I think model frame is returned as a protection against non-standard evaluation.
Let's look at a small example.
dat <- data.frame(x = runif(10), y = rnorm(10))
FIT <- lm(y ~ x, data = dat)
fit <- FIT; fit$model <- NULL
What is the difference between
model.frame(FIT)
model.frame(fit)
?? Checking methods(model.frame)
and stats:::model.frame.lm
shows that in the first case, model frame is efficiently extracted from FIT$model
; while in the second case, it will be reconstructed from fit$call
and model.frame.default
. Such difference also results in the difference between
# depends on `model.frame`
model.matrix(FIT)
model.matrix(fit)
as model matrix is built from a model frame. If we dig further, we will see that these are different, too,
# depends on `model.matrix`
predict(FIT)
predict(fit)
# depends on `predict.lm`
plot(FIT)
plot(fit)
Note that this is where the problem could be. If we deliberately remove dat
, we can not reconstruct the model frame, then all these will fail:
rm(dat)
model.frame(fit)
model.matrix(fit)
predict(fit)
plot(fit)
while using FIT
will work.
This is not bad enough. The following example under non-standard evaluation is really bad!
fitting <- function (myformula, mydata, keep.mf = FALSE) {
b <- lm(formula = myformula, data = mydata, model = keep.mf)
par(mfrow = c(2,2))
plot(b)
predict(b)
}
Now let's create a data frame again (we have removed it earlier)
dat <- data.frame(x = runif(10), y = rnorm(10))
Can you see that
fitting(y ~ x, dat, keep.mf = TRUE)
works but
fitting(y ~ x, dat, keep.mf = FALSE)
fails?
Here is a question I answered / investigated a year ago: R - model.frame() and non-standard evaluation It was asked for survival
package. That example is really extreme: even if we provide newdata
, we would still get error. Retaining the model frame is the only way to proceed!

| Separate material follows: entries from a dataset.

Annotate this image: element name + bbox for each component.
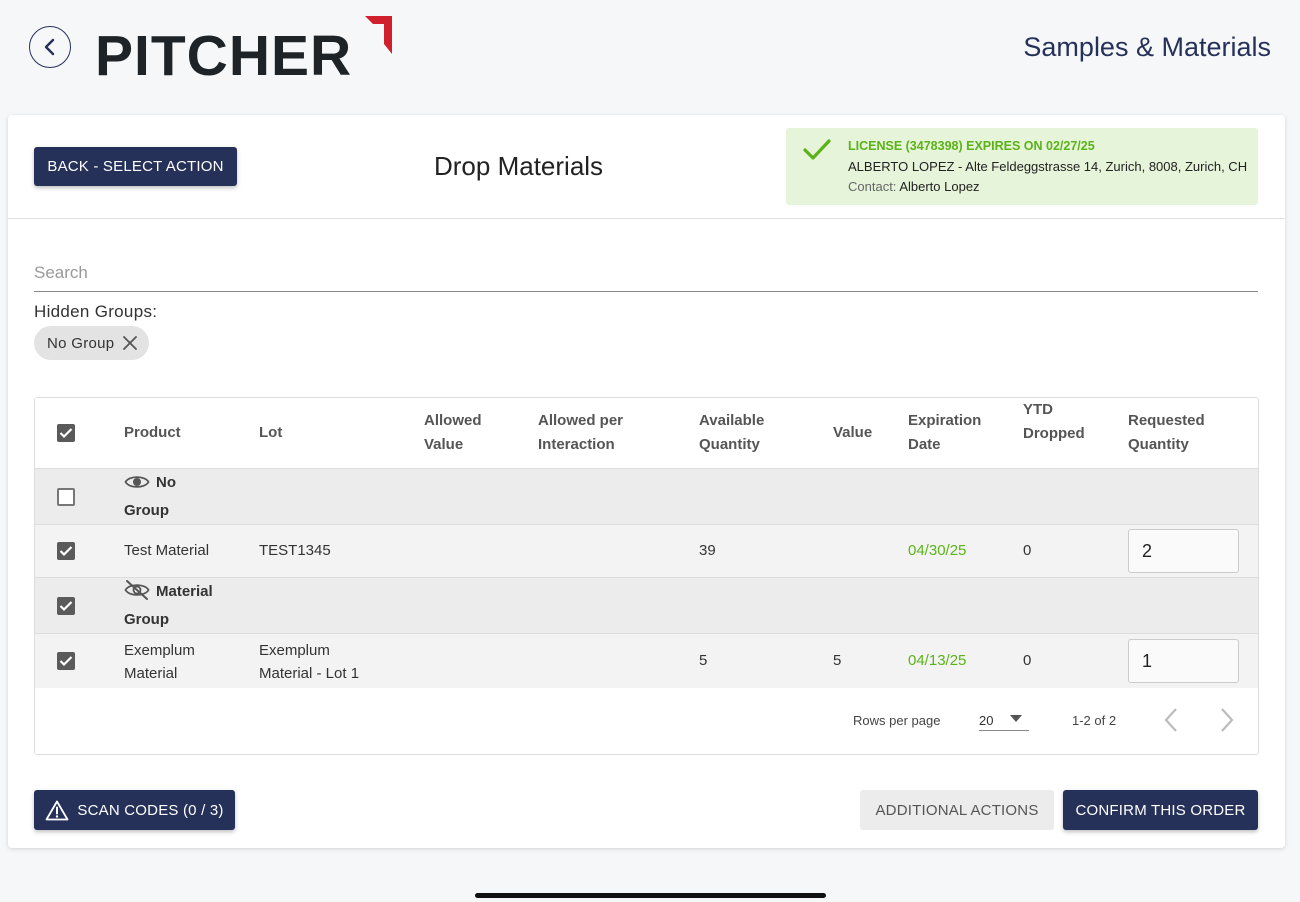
checkmark-icon <box>59 601 73 612</box>
col-allowed-value[interactable]: Allowed Value <box>424 409 482 457</box>
group-name-line1: No <box>156 474 176 491</box>
col-ytd-line1: YTD <box>1023 401 1053 418</box>
table-header-row: Product Lot Allowed Value Allowed per In… <box>35 398 1258 469</box>
additional-actions-button[interactable]: ADDITIONAL ACTIONS <box>860 790 1054 830</box>
col-allowed-per-line2: Interaction <box>538 436 615 453</box>
group-name-line2: Group <box>124 611 169 628</box>
cell-lot-line1: Exemplum <box>259 642 330 659</box>
row-checkbox[interactable] <box>57 542 75 560</box>
checkmark-icon <box>59 428 73 439</box>
cell-product-line1: Exemplum <box>124 642 195 659</box>
checkmark-icon <box>59 656 73 667</box>
requested-quantity-input[interactable]: 1 <box>1128 639 1239 683</box>
cell-available-quantity: 39 <box>699 542 716 559</box>
check-icon <box>803 139 831 160</box>
col-requested-line2: Quantity <box>1128 436 1189 453</box>
app-title: Samples & Materials <box>1023 32 1271 62</box>
logo-text: PITCHER <box>95 24 353 88</box>
cell-product: Exemplum Material <box>124 639 195 685</box>
cell-lot: Exemplum Material - Lot 1 <box>259 639 359 685</box>
table-pagination: Rows per page 20 1-2 of 2 <box>35 688 1258 754</box>
chevron-left-icon <box>1164 708 1177 732</box>
drop-materials-card: BACK - SELECT ACTION Drop Materials LICE… <box>8 115 1285 848</box>
group-label-no-group: No Group <box>124 469 176 525</box>
cell-lot-line2: Material - Lot 1 <box>259 665 360 682</box>
col-requested-quantity[interactable]: Requested Quantity <box>1128 409 1205 457</box>
col-expiration-date[interactable]: Expiration Date <box>908 409 981 457</box>
col-allowed-value-line2: Value <box>424 436 464 453</box>
prev-page-button[interactable] <box>1163 707 1179 738</box>
contact-label: Contact: <box>848 179 897 194</box>
cell-ytd-dropped: 0 <box>1023 542 1032 559</box>
close-icon[interactable] <box>122 335 138 351</box>
table-row: Exemplum Material Exemplum Material - Lo… <box>35 634 1258 688</box>
header-divider <box>8 218 1285 219</box>
scan-codes-label: SCAN CODES (0 / 3) <box>77 801 224 819</box>
search-input[interactable] <box>34 255 1258 292</box>
col-allowed-per-line1: Allowed per <box>538 412 624 429</box>
home-indicator <box>475 893 826 898</box>
group-name-line2: Group <box>124 502 169 519</box>
row-checkbox[interactable] <box>57 652 75 670</box>
hidden-group-chip[interactable]: No Group <box>34 326 150 360</box>
group-name-line1: Material <box>156 583 213 600</box>
group-label-material-group: Material Group <box>124 578 213 634</box>
col-value[interactable]: Value <box>833 421 872 445</box>
license-banner: LICENSE (3478398) EXPIRES ON 02/27/25 AL… <box>786 128 1258 205</box>
cell-ytd-dropped: 0 <box>1023 652 1032 669</box>
col-ytd-dropped[interactable]: YTD Dropped <box>1023 398 1085 446</box>
cell-value: 5 <box>833 652 842 669</box>
col-available-quantity[interactable]: Available Quantity <box>699 409 764 457</box>
rows-per-page-select[interactable]: 20 <box>979 702 1029 731</box>
cell-available-quantity: 5 <box>699 652 708 669</box>
col-ytd-line2: Dropped <box>1023 425 1085 442</box>
col-allowed-value-line1: Allowed <box>424 412 482 429</box>
chip-label: No Group <box>47 334 115 352</box>
requested-quantity-input[interactable]: 2 <box>1128 529 1239 573</box>
confirm-order-button[interactable]: CONFIRM THIS ORDER <box>1063 790 1258 830</box>
hidden-groups-label: Hidden Groups: <box>34 302 158 321</box>
col-available-line2: Quantity <box>699 436 760 453</box>
table-row: Test Material TEST1345 39 04/30/25 0 2 <box>35 525 1258 578</box>
col-allowed-per-interaction[interactable]: Allowed per Interaction <box>538 409 623 457</box>
license-contact: Contact: Alberto Lopez <box>848 179 980 194</box>
col-available-line1: Available <box>699 412 765 429</box>
group-checkbox-material-group[interactable] <box>57 597 75 615</box>
col-lot[interactable]: Lot <box>259 421 282 445</box>
group-checkbox-no-group[interactable] <box>57 488 75 506</box>
group-row-no-group: No Group <box>35 469 1258 525</box>
cell-product: Test Material <box>124 542 210 559</box>
scan-codes-button[interactable]: SCAN CODES (0 / 3) <box>34 790 235 830</box>
cell-lot: TEST1345 <box>259 542 331 559</box>
caret-down-icon <box>1010 715 1022 722</box>
rows-per-page-value: 20 <box>979 713 994 728</box>
pitcher-logo: PITCHER <box>95 14 395 88</box>
eye-icon[interactable] <box>124 473 150 491</box>
chevron-left-icon <box>44 38 55 56</box>
rows-per-page-label: Rows per page <box>853 713 941 728</box>
cell-product-line2: Material <box>124 665 178 682</box>
select-all-checkbox[interactable] <box>57 424 75 442</box>
chevron-right-icon <box>1221 708 1234 732</box>
cell-expiration-date: 04/30/25 <box>908 542 967 559</box>
pagination-range: 1-2 of 2 <box>1072 713 1117 728</box>
checkmark-icon <box>59 546 73 557</box>
back-button[interactable] <box>29 26 71 68</box>
col-expiration-line2: Date <box>908 436 941 453</box>
logo-arrow-icon <box>365 16 392 54</box>
col-requested-line1: Requested <box>1128 412 1205 429</box>
materials-table: Product Lot Allowed Value Allowed per In… <box>34 397 1259 755</box>
license-title: LICENSE (3478398) EXPIRES ON 02/27/25 <box>848 139 1095 153</box>
warning-icon <box>45 800 69 821</box>
next-page-button[interactable] <box>1219 707 1235 738</box>
contact-name: Alberto Lopez <box>899 179 980 194</box>
eye-off-icon[interactable] <box>124 580 150 600</box>
back-select-action-button[interactable]: BACK - SELECT ACTION <box>34 147 237 186</box>
group-row-material-group: Material Group <box>35 578 1258 634</box>
col-product[interactable]: Product <box>124 421 181 445</box>
cell-expiration-date: 04/13/25 <box>908 652 967 669</box>
license-address: ALBERTO LOPEZ - Alte Feldeggstrasse 14, … <box>848 159 1248 174</box>
page-title: Drop Materials <box>434 151 604 181</box>
col-expiration-line1: Expiration <box>908 412 982 429</box>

Finally on your observation of memory costs. In fact, $model
is not mainly responsible for potentially large lm
object. $qr
is, as it has the same dimension with model matrix. Consider a model with lots of factors, or nonlinear terms like bs
, ns
or poly
, the model frame is much smaller compared with model matrix. So omitting model frame return does not help reduce lm
object size. This is actually one motivation that biglm
is developed.
Since I inevitably mentioned biglm
, I would emphasis again that this method only helps reducing the final model object size, not RAM usage during model fitting.